The reintroduction of radio and television in Zimbabwe's educational sector is an important step in bridging a potentially unequal development.

On Wednesday, the Ministry of Primary and Secondary Education launched a schools radio programme as part of broad measures responding to exigencies of the educational sector brought about by Covid-19.

The drivers of this initiative are the need to reach all students while ensuring continuity of education.

The nationwide lockdown disrupted the learning schedule and online lessons have been one of the immediate response measures.

However, the reality, as evidenced by responses from the majority of students, their representatives and the teaching fraternity, is that while welcome, not all of the students have ready access to online lessons.

In cases where there is access, students have to contend with issues of Internet connectivity.

Where there is connectivity, the challenges are centred around coverage, reliability, affordability as well as availability of devices.

Research by UNESCO shows that more than 50 percent of students out of the classroom as a result of Covid-19 do not have access to a computer at home.

It was this realisation that, in the past two months, led UNESCO to engage national broadcasters in a bid to explore programmes and innovations, as well as access lessons learnt on the use of radio and television-based remote learning since most governments around the world had closed educational institutions as part of Covid-19 containment measures.

The nationwide schools closures, affected almost two-thirds of the world's student population.

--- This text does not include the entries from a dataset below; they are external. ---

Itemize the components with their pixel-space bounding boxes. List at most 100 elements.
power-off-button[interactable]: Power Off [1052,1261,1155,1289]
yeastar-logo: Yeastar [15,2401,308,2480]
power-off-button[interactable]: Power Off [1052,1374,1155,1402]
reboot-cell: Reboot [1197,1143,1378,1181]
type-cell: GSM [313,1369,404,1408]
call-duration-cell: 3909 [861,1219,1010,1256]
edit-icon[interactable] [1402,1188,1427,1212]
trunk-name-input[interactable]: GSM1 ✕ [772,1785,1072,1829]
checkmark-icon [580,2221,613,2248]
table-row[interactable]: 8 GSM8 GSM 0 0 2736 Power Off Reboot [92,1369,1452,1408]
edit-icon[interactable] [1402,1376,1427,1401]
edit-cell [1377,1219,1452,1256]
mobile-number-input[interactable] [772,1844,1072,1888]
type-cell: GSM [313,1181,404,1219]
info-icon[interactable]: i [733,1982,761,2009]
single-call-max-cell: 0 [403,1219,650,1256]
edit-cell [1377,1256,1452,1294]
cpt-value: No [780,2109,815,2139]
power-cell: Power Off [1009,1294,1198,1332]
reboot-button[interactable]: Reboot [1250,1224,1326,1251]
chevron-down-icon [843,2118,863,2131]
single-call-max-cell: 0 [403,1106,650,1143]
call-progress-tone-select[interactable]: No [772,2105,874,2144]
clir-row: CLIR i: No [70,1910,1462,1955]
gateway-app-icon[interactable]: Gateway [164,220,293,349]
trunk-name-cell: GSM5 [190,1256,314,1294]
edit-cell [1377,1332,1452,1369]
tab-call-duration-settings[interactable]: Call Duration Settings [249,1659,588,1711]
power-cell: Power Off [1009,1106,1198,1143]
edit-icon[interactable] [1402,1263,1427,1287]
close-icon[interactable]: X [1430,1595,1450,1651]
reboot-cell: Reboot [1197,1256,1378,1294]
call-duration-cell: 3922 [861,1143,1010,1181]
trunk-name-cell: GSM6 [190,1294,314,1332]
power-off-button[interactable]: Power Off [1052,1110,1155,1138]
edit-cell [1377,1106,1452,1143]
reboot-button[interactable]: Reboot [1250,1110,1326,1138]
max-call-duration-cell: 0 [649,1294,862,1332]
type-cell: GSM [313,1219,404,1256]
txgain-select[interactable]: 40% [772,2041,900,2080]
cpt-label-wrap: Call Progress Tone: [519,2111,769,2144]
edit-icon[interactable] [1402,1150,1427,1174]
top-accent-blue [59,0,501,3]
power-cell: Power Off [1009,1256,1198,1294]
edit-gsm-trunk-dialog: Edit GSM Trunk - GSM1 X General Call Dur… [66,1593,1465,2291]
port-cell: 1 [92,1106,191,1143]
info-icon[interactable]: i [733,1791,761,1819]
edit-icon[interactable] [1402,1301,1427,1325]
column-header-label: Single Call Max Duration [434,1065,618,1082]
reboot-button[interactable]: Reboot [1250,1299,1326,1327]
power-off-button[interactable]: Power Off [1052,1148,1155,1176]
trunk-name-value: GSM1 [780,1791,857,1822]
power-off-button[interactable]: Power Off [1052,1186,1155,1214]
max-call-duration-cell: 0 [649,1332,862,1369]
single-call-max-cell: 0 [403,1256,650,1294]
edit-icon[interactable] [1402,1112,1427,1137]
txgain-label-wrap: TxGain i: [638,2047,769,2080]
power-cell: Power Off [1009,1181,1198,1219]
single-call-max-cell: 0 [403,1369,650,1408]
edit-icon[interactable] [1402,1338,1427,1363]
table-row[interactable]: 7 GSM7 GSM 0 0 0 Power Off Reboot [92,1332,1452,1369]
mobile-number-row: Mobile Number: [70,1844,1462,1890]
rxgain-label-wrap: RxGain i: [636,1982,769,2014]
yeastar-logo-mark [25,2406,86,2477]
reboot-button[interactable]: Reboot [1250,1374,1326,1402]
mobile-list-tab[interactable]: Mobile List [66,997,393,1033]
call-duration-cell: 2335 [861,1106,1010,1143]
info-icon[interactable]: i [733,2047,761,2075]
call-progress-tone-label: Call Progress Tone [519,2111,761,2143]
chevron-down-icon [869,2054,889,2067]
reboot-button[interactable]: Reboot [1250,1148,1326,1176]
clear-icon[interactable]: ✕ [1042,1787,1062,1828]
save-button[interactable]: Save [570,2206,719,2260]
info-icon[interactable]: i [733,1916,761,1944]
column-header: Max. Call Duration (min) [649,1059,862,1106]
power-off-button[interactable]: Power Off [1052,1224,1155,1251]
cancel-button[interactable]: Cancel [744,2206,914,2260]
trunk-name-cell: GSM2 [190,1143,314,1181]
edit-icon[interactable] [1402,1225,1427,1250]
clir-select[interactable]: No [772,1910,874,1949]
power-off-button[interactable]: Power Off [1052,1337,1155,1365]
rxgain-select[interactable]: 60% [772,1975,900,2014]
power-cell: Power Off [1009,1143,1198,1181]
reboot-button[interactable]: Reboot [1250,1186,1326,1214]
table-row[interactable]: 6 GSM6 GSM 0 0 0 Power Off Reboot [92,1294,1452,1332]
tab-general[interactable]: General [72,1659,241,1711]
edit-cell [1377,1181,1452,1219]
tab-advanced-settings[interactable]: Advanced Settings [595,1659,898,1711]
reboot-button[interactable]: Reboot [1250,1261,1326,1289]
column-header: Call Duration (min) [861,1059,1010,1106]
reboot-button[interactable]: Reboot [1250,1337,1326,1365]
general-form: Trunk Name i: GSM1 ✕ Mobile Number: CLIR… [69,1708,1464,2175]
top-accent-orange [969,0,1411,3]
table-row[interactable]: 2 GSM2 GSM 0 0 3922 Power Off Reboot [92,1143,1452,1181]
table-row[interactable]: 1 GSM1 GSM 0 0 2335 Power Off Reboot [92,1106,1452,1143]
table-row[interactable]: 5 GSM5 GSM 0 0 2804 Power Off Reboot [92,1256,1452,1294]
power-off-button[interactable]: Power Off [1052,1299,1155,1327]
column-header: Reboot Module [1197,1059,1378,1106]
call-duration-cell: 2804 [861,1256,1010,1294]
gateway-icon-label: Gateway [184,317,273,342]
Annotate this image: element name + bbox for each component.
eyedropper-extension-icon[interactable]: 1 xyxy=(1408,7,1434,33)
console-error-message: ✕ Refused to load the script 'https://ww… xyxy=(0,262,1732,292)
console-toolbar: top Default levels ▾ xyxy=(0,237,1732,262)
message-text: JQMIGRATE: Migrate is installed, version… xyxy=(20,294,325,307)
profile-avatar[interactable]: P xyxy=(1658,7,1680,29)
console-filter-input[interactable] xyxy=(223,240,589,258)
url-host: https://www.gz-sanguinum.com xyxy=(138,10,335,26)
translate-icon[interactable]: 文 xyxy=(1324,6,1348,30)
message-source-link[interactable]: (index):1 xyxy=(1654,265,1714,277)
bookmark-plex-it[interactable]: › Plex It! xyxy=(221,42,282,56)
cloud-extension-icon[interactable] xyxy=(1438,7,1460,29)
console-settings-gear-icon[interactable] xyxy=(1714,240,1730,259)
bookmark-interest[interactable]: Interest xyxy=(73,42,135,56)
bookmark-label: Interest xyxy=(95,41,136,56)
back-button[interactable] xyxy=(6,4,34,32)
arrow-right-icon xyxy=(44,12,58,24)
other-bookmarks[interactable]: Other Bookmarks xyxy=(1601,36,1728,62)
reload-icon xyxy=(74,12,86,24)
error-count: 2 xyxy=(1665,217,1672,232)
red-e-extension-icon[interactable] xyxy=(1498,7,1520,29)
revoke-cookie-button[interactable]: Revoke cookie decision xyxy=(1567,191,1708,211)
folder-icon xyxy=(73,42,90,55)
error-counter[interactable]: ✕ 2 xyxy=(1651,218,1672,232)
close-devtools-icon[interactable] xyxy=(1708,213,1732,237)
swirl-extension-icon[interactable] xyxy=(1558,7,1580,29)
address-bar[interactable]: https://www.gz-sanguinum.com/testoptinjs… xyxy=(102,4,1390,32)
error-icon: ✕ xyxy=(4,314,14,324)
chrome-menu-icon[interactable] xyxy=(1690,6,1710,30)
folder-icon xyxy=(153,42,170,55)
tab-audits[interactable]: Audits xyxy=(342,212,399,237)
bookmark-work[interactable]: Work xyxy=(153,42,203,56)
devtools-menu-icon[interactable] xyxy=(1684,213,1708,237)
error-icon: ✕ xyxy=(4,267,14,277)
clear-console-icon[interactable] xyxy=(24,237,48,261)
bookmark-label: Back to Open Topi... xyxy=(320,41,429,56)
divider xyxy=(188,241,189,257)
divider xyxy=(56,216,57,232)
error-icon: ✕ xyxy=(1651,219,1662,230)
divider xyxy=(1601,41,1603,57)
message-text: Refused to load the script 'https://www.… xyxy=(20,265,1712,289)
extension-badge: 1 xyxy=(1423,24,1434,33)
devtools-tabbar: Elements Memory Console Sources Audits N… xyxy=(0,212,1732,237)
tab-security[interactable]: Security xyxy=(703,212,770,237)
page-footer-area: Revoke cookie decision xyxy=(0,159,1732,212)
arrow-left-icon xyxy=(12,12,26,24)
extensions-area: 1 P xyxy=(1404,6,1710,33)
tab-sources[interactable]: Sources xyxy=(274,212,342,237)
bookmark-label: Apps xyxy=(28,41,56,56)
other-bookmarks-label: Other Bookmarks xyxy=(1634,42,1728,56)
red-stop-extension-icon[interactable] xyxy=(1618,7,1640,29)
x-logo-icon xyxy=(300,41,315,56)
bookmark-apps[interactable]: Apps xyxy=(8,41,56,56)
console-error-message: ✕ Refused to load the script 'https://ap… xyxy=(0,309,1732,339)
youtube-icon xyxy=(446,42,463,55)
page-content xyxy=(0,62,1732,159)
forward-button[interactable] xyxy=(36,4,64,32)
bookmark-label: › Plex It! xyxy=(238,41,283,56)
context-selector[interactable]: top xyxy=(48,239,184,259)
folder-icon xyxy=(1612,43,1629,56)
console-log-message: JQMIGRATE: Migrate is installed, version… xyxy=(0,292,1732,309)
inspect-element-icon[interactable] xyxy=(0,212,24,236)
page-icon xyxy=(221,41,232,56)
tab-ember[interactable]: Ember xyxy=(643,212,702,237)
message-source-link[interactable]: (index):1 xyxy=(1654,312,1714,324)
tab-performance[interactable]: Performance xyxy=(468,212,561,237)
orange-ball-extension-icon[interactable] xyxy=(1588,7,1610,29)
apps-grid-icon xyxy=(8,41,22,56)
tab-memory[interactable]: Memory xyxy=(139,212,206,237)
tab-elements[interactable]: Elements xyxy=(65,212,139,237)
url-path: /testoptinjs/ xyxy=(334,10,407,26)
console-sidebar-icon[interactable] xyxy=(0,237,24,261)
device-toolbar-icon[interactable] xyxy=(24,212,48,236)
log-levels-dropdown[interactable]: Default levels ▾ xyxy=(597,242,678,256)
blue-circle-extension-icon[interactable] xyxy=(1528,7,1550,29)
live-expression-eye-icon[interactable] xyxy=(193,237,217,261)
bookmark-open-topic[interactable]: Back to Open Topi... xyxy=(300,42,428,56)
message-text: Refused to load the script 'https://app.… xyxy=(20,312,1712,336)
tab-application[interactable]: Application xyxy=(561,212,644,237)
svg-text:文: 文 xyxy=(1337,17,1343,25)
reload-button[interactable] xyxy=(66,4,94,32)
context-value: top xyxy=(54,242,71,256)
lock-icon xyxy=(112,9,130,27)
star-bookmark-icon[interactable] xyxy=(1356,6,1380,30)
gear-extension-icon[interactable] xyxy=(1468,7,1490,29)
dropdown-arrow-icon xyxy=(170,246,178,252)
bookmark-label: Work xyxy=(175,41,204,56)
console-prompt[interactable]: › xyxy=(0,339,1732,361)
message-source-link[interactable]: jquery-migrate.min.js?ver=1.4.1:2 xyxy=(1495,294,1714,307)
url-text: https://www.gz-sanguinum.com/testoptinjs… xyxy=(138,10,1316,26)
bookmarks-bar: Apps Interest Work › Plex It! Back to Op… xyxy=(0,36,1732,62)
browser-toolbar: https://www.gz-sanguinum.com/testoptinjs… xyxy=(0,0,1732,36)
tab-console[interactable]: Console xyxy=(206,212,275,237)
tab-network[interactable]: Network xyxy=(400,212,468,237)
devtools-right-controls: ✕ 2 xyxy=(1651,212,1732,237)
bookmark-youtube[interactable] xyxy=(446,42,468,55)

In the case of Zimbabwe, the conversations exploring delivery of education began last month and involved the Zimbabwe Broadcasting Corporation (ZBC).

These have since been widened to include Zimbabwe Newspapers and AB Communications, because of their ownership of broadcasting stations.

Zimbabwe joins a growing number of African nations that are most active in efforts to extract greater benefits from delivery of education through the medium of radio and television. Zimbabwe is fortunate not to be attempting this for the first time.

Since the early 1960s, the country began implementing radio and television programmes for schools, while the Zimbabwe Open University has been running programmes, based on distance/remote learning since the turn of the Millennium.

In the case of the national broadcaster, ZBC, radio lessons were last beamed nearly two decades ago.

Essentially, therefore, this is familiar territory.

What is needed is to take cognisance of developments that have taken place and lessons gained during the intervening period.

The majority of Zimbabwean households -- even in the rural areas -- have radio and television sets, ensuring that even children in some of the remotest areas can access education through these media in this era of the coronavirus pandemic.

Recourse to radio and television lessons is important as it will address the issues of disparities in resources that presently characterises the divide between students mostly in urban areas, against their counterparts in rest of the country.

The Ministry of Primary and Secondary Education says the first phase of the radio and television schools lessons will address the needs of pupils in primary schools, while programmes for secondary schools are being developed.

The beauty of radio and television lessons is that every child/student -- wherever they are in Zimbabwe -- will be exposed to the same lessons, thus levelling the divide that characterises the current position in the educational sector.

Zimbabwe's past experience with radio and television lessons shows that they were an effective tool in capturing the imagination of students.

In non-mathematical lessons, radio and television were able to transport students into a different world, firing up their creative ability.

But the value of educational broadcasts through radio and television transcends the immediate requirements of students. They have become vehicles for promoting inclusivity through local languages.

It is this awareness that informs the decisions of the Ministry of Primary and Secondary Education to argue that while the initial introduction of this form of delivering education is targeting students, radio and television are going to play a critical role in giving greater acknowledgement and visibility to indigenous languages -- Barwe, Chewa, Chikunda, Doma, Hwesa, Kalanga, Khoisan, Nambya, Ndebele, Shangani, Shona, Tonga, Venda, Tswana and Xhosa.

There are going to be other benefits in the process of rolling out the schools radio and television programmes.

For example, there are a host of opportunities for content creators for the various educational programmes for different levels of students, who will require instruction in the different official languages.

Therefore collaboration between broadcasters, educational authorities, educators and content producers will be a key factor in the success of this initiative.

Radio and television are among the most effective and rapid solutions that have demonstrated viable alternatives where online lessons have limitations.